Illegal Immigration: A Simple Solution to a Complex Problem

What can be done to stem the tide as torrents of illegal aliens sweep across our southern borders? For one, don’t build a wall, build an economic opportunity!

It's only taken something like 12 million people sneaking into the country for the government to realize there might be a problem with illegal aliens sneaking into the country. But now that they have recognized that this might be a problem, the question is what are they going to do about it?

Various solutions have been proposed and some are actually being activated. Amongst those being acted upon: building a fence and hiring more border security guards. Both of these solutions are immensely expensive! Thank God, the problem is largely along the border with Mexico. Can you imagine the cost of fencing off the border with Canada? Unfortunately, neither of these initiatives, fences or border guards, is likely to work. If they can't climb over the fence, they'll tunnel under it.

The more inventive will just blast a hole through it. And unless the government is planning to have the border guards hold hands in a human chain, in which case they are going to have to hire the entire population of Texas, that's not going to work too well, either. All in all, though, hiring more guards is preferable, because the fence idea just has too many things going against it. At least, hiring more guards creates long term employment. Although there are on-going jobs that would be available once the fence was completed, anyone living in a major urban area can tell you what happens whenever any expanse of vertical flat space is erected.

Keeping this new structure free of graffiti could be one way of utilizing some of the people who climbed over, tunneled under or blew a hole through this oversized guardrail guardian of our national sovereignty. But such fences also drive down property values. Who wants to live with a view of that filling your vision? No, what's needed here are solutions that not only solve the problem, but also enhance economic opportunity.

Instead of a fence, what is needed is a body of water. Look to England! For centuries, the British Isles were safe from invasion because of just such a feature. Look to Canada! Not many try to sneak in by swimming across the Great Lakes or tight roping across Niagara Falls. Both countries do have problems, but they are of their own making, despite having natural features in their favor.

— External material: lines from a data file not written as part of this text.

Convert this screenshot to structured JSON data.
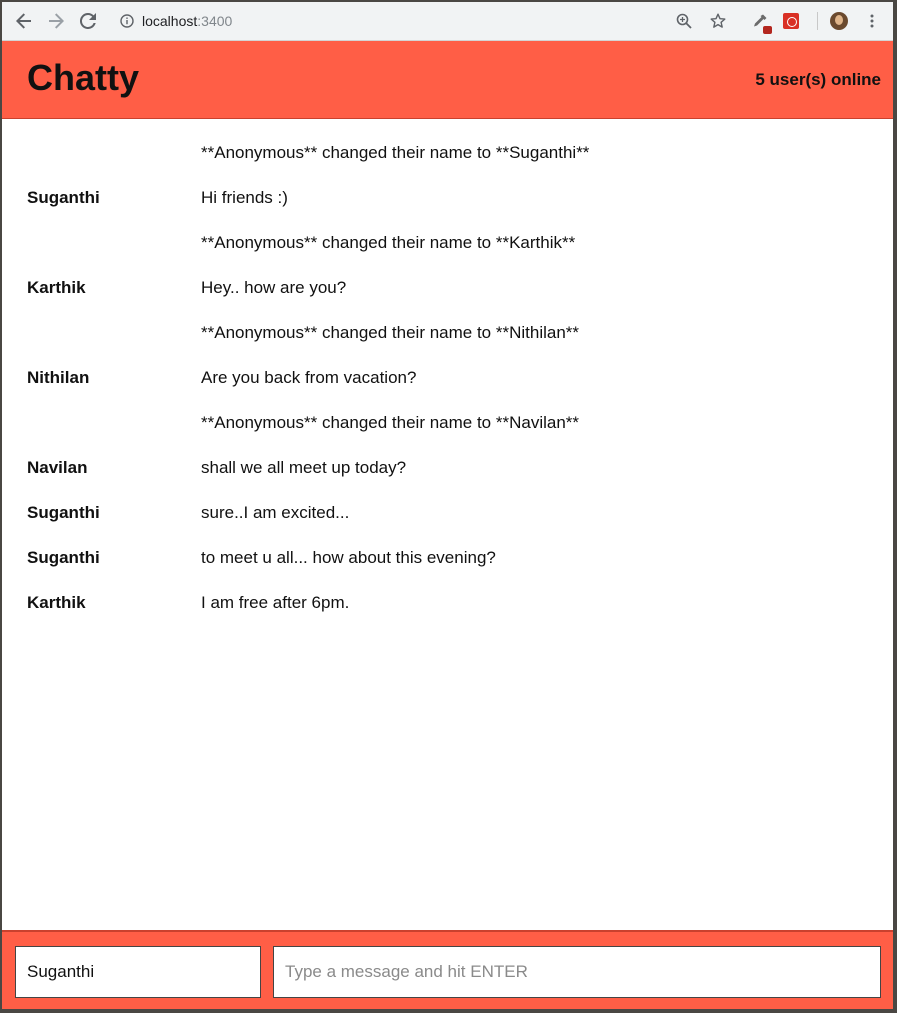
{
  "browser": {
    "url_host": "localhost",
    "url_port": ":3400",
    "icons": [
      "back-icon",
      "forward-icon",
      "reload-icon",
      "info-icon",
      "zoom-icon",
      "star-icon",
      "eyedropper-extension-icon",
      "red-extension-icon",
      "profile-avatar",
      "menu-icon"
    ]
  },
  "app": {
    "title": "Chatty",
    "online_count": "5 user(s) online",
    "accent_color": "#ff5e46"
  },
  "messages": [
    {
      "user": "",
      "text": "**Anonymous** changed their name to **Suganthi**",
      "type": "system"
    },
    {
      "user": "Suganthi",
      "text": "Hi friends :)",
      "type": "chat"
    },
    {
      "user": "",
      "text": "**Anonymous** changed their name to **Karthik**",
      "type": "system"
    },
    {
      "user": "Karthik",
      "text": "Hey.. how are you?",
      "type": "chat"
    },
    {
      "user": "",
      "text": "**Anonymous** changed their name to **Nithilan**",
      "type": "system"
    },
    {
      "user": "Nithilan",
      "text": "Are you back from vacation?",
      "type": "chat"
    },
    {
      "user": "",
      "text": "**Anonymous** changed their name to **Navilan**",
      "type": "system"
    },
    {
      "user": "Navilan",
      "text": "shall we all meet up today?",
      "type": "chat"
    },
    {
      "user": "Suganthi",
      "text": "sure..I am excited...",
      "type": "chat"
    },
    {
      "user": "Suganthi",
      "text": "to meet u all... how about this evening?",
      "type": "chat"
    },
    {
      "user": "Karthik",
      "text": "I am free after 6pm.",
      "type": "chat"
    }
  ],
  "composer": {
    "username_value": "Suganthi",
    "message_placeholder": "Type a message and hit ENTER",
    "message_value": ""
  }
}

Looking at a map of the Southern United States, one sees that the Rio Grande River flows for a good distance forming the border between Texas and Mexico. Suppose, in an undertaking not seen since the Suez, this body of water was deepened, widened and extended, all the way to the Pacific ocean

The depth of this new waterway would have to be quite considerable, to accommodate ocean going ships, so we're not talking about something that illegals could wade across. The width would also be quite substantial, because it should be able to accommodate a number of shipping lanes, and that combination of depth and width should provide further deterrents to all but the most determined. If it were constructed entirely at sea level, the width would be even greater, as the water would create a larger body, becoming a better hindrance yet. Being, of course, a southern river, it would probably attract wildlife, such as alligators and carnivorous fish.

The end result would be a domestic route by water from east to west, bypassing the Panama and creating a new route for trade to travel with goods that have been outsourced to the other side of the world. It would be one of the great quests of history being achieved, indeed, the very reason that people ended up on this side of the earth in the first place, but instead of the Northwest Passage, which is impassible when it freezes over, it would be the Southwest Passage, which would only be impassible when Hell freezes over.

What of the illegal aliens already here? There would be plenty of employment available on a guest worker basis, in order to achieve this undertaking, not mention generations of employment in the future port cities that would spring up in the lush new countryside that was the previously uninhabitable Arizona and New Mexico desert. It worked for the railroads in the last century, didn't it?